Guest post by Richard J. Maybury. Originally published in The Voluntaryist, June 1988.
All this talk about liberty is exciting, but let’s get serious for a moment. The evidence shows clearly that liberty does not work. Many things are too important to be left to the whims of the free market. Imagine the chaos if our schools, postal system, Social Security, all other essential services were not provided by government.
This is the reasoning behind the need for government intervention. We cannot get along without it. We cannot trust the free market to provide our essential services. But does this reasoning stand up under close scrutiny?
What is the most essential service known to man? Is it schools? Social Security? Police? Roads?
Consider clocks. Is there anything more important than the service they provide?
Imagine a world without clocks. Imagine trying to run a factory with assembly line workers straggling in at all hours of the day.
Imagine a busy airport without clocks. Without the ability to schedule arrivals at evenly spaced intervals, planes short on fuel would enter the landing pattern and find no room on the runways.
Imagine railroads without clocks. Imagine two trains without schedules accidentally converging on an intersection at the same moment.
Imagine giant oil tankers maneuvering in shallow waters without clocks – without the means to predict accurately the tides.

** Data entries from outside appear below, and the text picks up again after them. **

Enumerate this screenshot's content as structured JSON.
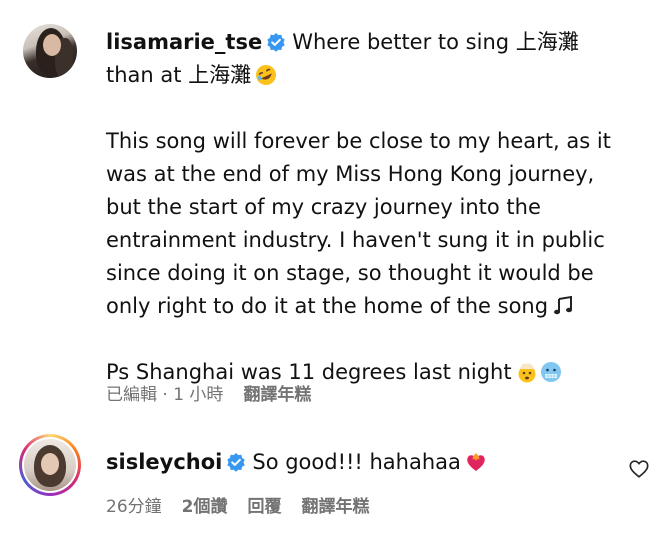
{
  "comment1": {
    "username": "lisamarie_tse",
    "line1": "Where better to sing 上海灘",
    "line2": "than at 上海灘",
    "body_lines": [
      "This song will forever be close to my heart, as it",
      "was at the end of my Miss Hong Kong journey,",
      "but the start of my crazy journey into the",
      "entrainment industry. I haven't sung it in public",
      "since doing it on stage, so thought it would be",
      "only right to do it at the home of the song"
    ],
    "ps_line": "Ps Shanghai was 11 degrees last night",
    "meta_edited": "已編輯 · 1 小時",
    "meta_translate": "翻譯年糕",
    "icons": [
      "verified-badge-icon",
      "rofl-emoji-icon",
      "music-notes-emoji-icon",
      "exploding-head-emoji-icon",
      "cold-face-emoji-icon"
    ]
  },
  "comment2": {
    "username": "sisleychoi",
    "text": "So good!!! hahahaa",
    "meta_time": "26分鐘",
    "meta_likes": "2個讚",
    "meta_reply": "回覆",
    "meta_translate": "翻譯年糕",
    "icons": [
      "verified-badge-icon",
      "heart-on-fire-emoji-icon",
      "like-heart-icon"
    ]
  },
  "colors": {
    "verified": "#3897f0",
    "meta_text": "#737373",
    "text": "#111111"
  }
}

Neither the Industrial Revolution nor the prosperity created by it were possible until clocks had been invented. In a civilization as advanced as ours, the single most important requirement may well be good timing.
Without the ability to tell time, our newspapers, radio, and TV stations would be unable to schedule their activities to meet deadlines. Schools would be unable to conduct classes. Business meetings, appointments and planning would be impossible.

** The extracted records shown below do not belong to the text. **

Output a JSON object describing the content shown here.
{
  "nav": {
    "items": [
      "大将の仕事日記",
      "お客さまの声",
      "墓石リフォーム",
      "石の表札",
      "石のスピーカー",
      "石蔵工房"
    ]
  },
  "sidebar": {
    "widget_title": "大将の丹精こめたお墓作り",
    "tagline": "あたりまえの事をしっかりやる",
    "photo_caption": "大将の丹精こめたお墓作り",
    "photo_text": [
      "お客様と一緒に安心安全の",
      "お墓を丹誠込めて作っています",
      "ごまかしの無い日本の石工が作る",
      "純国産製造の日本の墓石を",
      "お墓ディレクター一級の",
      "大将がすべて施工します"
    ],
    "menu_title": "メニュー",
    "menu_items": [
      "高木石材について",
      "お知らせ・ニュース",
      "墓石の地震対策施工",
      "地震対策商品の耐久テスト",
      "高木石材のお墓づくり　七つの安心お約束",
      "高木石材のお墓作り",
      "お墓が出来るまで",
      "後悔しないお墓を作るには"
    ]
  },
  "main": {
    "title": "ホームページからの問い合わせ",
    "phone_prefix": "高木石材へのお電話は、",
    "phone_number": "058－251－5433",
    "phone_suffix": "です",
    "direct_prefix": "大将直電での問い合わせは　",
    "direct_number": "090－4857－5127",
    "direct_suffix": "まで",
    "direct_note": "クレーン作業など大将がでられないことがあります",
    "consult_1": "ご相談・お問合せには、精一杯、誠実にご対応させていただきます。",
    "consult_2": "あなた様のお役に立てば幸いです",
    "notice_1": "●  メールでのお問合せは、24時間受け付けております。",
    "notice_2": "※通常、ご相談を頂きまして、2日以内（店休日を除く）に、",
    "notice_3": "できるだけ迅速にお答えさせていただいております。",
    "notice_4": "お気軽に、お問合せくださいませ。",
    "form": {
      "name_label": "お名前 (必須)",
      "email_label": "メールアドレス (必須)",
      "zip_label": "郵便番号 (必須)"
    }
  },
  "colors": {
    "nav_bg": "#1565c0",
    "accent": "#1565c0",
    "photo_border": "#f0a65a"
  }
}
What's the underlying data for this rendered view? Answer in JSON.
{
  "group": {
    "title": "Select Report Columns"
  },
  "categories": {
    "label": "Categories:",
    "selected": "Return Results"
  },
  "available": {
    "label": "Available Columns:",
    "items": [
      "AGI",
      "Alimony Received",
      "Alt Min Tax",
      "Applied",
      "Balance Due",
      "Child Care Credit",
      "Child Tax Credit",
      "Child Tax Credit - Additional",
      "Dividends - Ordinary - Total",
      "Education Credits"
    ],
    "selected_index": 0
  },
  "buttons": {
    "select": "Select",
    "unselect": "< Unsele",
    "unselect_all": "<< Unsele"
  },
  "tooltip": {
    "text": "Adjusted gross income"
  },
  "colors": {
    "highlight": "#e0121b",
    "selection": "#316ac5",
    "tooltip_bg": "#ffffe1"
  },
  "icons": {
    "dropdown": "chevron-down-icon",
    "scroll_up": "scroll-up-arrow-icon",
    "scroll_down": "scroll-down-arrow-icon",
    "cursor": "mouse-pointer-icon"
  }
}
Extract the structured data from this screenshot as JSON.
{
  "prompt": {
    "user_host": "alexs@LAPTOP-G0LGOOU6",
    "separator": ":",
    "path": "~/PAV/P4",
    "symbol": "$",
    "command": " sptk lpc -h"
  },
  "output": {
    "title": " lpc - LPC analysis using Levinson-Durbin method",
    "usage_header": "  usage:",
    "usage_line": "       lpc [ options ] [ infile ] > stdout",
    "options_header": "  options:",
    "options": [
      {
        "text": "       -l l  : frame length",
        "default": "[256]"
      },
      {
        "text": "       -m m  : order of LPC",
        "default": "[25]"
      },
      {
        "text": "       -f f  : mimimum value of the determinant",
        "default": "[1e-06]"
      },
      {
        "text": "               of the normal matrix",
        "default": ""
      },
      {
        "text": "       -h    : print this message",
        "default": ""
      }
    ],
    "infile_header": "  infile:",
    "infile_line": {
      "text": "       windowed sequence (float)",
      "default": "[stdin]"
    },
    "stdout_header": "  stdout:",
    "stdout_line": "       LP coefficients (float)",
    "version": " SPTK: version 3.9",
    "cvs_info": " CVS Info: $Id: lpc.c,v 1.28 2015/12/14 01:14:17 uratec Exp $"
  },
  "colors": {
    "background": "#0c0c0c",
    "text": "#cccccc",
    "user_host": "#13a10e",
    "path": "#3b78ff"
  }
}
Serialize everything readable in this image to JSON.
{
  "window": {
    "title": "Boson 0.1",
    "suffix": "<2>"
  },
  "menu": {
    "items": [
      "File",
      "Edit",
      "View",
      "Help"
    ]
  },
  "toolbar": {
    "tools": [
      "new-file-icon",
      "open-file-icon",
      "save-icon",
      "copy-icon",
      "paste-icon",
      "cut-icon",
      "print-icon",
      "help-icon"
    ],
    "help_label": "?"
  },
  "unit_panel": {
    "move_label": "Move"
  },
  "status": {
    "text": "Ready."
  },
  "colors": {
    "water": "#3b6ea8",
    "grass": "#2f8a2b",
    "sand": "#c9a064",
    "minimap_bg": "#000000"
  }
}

Our civilization would collapse, because we would not be able organize ourselves.
Yet organization does occur and our civilization does work because we are able to tell time. In fact, we are able to tell time very effectively.
On my wrist is an electronic digital watch. A few years ago such watches cost $200. Today you can get them for $20. Despite their low cost and incredible complexity, they are highly accurate.
They are provided by free enterprise.
But suppose they were not provided by free enterprise. Suppose instead that timekeeping were considered too important to be left to the “whims of the free market.” What would a digital watch be like if it were a public service produced by government?
Judging by everything else government does, a watch would cost a year’s wages and be the size and weight of a manhole cover. It would always run at least six hours slow except when it were running backwards.
If timekeeping were a public service, the DOT (Department of Time) would consume 20 bilion tax dollars per year and its army of bureaucrats would regulate every facet of watch production and timekeeping. But no one would question the need for the DOT. After all, there has to be some control, doesn’t there?
Imagine the chaos if we had no laws requiring everyone’s watch to be set accurately. Factories could not operate. Schools would close. Airlines would crash. Obviously a $10,000 fine and a year in prison are reasonable penalties for having your watch set wrong.
That’s an optimistic assessment of government timekeeping. Realistically, the situation would be a modern version of the one prevailing during the Middle Ages in Europe.
In medieval Europe, timekeeping really was considered too important for the free market. Small personal clocks were available, but government collected huge amounts of tax money to build giant clock towers in the centers of towns.
In Lyons, France, for instance, officials wanted a “great clock whose strokes could be heard by all citizens in all parts of the town. If such a clock were to be made, more merchants would come to the fairs, the citizens would be very consoled, cheerful and happy, and would lead a more orderly life.” We still see these kinds of clock towers all over Europe. Big Ben was modeled after them.
If in today’s world timekeeping were still considered too important for the free market, individualized timekeeping could even be illegal, no wristwatch, alarm clock, or other timepiece could be privately owned because individuals could never be trusted to govern their own affairs. They might set their clocks wrong.
To make sure everyone was using the correct time, the DOT would subsidize and control the production of one clock for each community. Following the medieval pattern, each clock would be perched atop a mile-high tower in the center of the city and would be the size of the Queen Mary. It would loom over the city like a storm cloud. The ticking would sound like a pile driver.
People would complain about the inconvenience of having to look out their windows whenever they wanted to know the time, so each clock would also be equipped with a chime ringing every fifteen minutes, as in medieval Europe. To be heard everywhere in the city, the chime would be loud enough to reverberate like a thunderclap, rattling doors and windows for miles around. Every fifteen minutes. All day and all night long.
But no one would question the need for this monstrously expensive torture device because individualized timekeeping would not exist, so no one would believe it could exist. Any lunatic who suggested the free market could provide each individual with a highly accurate clock small enough to be worn on the wrist would be laughed out of town. Obviously, everyone would exclaim, even if such a futuristic gadget could be invented, it would cost a fortune; and besides, everyone would have his watch set differently – there would be chaos.
Everybody knows liberty does not work. Essential services must be provided by government.